Grande soddisfazione invece dall'Autorità portuale. «L'intera comunità portuale accoglie con soddisfazione la decisione della Commissione», commenta il presidente Pino Musolino, «la scelta riconosce l'efficacia tecnica di un progetto sviluppato sfruttando modalità d'intervento sostenibili, in linea con quanto previsto dalla legislazione. Un progetto che, mantenendo adeguati livelli di salvaguardia dell'ecosistema lagunare, raggiunge anche l'obiettivo della salvaguardia della portualità. Poter finalmente garantire l'accessibilità nautica del porto, così come previsto dal Piano Regolatore Portuale, consente al nostro scalo di mantenere standard competitivi adeguati alle sfide imposte dal mercato, a beneficio di tutte le attività insediate, e di interpretare al meglio il ruolo che gli è proprio di motore economico della nostra regione, e di porta d'accesso ai mercati internazionali per i distretti produttivi veneti. Sarà ovviamente cura dell'Autorità di Sistema Portuale», conclude, «dare seguito alle prescrizioni emerse dalla Commissione di Salvaguardia». Prescrizioni che parlano della misura del pietrame e della riduzione della velocità delle navi nel canale durante le fasi dei lavori. Soddisfazione espressa anche dal Comune. «La praticabilità dei canali», ribadisce il sindaco Luigi Brugnaro, «è necessaria per il rilancio del Porto». E soddisfatti anche gli Industriali veneziani, che avevano sollecitato negli ultimi giorni l'approvazione del contestato progetto.
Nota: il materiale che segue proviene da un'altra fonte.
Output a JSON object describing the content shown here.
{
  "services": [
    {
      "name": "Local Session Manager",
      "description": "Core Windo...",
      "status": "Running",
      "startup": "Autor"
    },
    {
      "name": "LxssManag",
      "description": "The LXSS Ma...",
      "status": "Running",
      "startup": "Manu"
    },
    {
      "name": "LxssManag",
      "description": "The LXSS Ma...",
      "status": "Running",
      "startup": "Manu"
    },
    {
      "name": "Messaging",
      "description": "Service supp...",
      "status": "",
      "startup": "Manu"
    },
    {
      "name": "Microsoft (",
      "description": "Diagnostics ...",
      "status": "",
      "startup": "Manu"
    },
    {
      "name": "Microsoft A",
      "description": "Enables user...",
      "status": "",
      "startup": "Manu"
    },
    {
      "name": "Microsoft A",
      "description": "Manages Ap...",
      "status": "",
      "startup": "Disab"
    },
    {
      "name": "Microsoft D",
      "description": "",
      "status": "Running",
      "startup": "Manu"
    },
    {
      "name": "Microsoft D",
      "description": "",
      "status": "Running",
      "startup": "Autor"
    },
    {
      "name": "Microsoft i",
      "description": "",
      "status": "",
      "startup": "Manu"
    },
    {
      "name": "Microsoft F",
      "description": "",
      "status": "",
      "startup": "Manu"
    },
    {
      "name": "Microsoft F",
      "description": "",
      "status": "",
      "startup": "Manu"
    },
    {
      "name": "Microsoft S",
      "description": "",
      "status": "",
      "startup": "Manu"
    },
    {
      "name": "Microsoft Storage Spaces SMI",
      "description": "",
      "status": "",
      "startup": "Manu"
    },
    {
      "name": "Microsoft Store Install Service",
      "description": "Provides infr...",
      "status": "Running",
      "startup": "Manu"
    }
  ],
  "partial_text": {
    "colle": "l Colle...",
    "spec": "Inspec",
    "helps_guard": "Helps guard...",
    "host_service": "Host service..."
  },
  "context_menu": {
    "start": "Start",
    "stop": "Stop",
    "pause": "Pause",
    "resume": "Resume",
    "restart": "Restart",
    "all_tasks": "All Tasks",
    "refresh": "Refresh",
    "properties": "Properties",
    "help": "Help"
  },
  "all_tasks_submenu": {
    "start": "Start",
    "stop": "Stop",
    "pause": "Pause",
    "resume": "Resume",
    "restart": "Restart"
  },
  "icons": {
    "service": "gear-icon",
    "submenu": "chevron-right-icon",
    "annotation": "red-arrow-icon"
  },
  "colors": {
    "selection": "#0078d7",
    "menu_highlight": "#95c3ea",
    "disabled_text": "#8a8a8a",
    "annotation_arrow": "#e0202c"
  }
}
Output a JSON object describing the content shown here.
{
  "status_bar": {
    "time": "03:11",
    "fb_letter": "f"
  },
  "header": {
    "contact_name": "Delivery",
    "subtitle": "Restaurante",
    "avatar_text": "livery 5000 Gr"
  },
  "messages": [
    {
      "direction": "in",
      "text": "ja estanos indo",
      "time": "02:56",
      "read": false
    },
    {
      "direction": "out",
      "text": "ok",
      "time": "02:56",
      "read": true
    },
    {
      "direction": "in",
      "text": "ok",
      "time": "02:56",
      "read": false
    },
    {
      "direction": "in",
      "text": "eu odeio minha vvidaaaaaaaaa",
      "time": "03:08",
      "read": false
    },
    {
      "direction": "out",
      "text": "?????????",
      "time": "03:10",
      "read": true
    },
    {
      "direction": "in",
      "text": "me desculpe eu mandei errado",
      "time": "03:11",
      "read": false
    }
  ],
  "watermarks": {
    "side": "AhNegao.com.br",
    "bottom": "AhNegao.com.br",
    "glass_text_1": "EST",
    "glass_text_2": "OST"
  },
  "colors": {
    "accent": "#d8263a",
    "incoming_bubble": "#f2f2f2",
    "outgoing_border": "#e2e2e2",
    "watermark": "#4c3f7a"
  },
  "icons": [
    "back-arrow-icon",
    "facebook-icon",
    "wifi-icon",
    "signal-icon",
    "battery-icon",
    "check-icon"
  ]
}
Ma gli ambientalisti rilanciano. «Non abbiamo mai detto che non si devono fare gli interventi di dragaggio, e nemmeno quelli di protezione del canale», hanno scritto al ministero le associazioni, «ma chiediamo che vengano fatti con modalità compatibili con il delicato ambiente lagunare. Dunque, palificate in legno e barene». Invece è passata la versione «hard», con le palancolate e il pietrame.
di Alberto Vitucci
Un chilometro di palancole in ferro. Scogliere e pietrame in cassa di colmata B per contenere i fanghi scavati. E dragaggio del grande canale Malamocco Marghera, detto dei Petroli, per riportarlo alla «quota di progetto» e far passare le navi di nuova generazione. La commissione di Salvaguardia ha approvato non senza dibattito il progetto proposto dall'Autorità portuale. Ma adesso la partita si sposta a Roma. Italia Nostra ha subito annunciato un ricorso al Tar e sta raccogliendo documentazione da inviare al governo. «Non ci sono le motivazioni dell'urgenza», dice in una nota l'associazione per la tutela del territorio, «pietrame e palancole non sono materiali consentiti in laguna. E la Cassa B non è una discarica. Inoltre l'infissione di un chilometro e mezzo di sbarre di ferro taglierebbe la falda freatica. Con la possibilità di provocare in futuro un abbassamento del suolo come già successo negli anni Sessanta».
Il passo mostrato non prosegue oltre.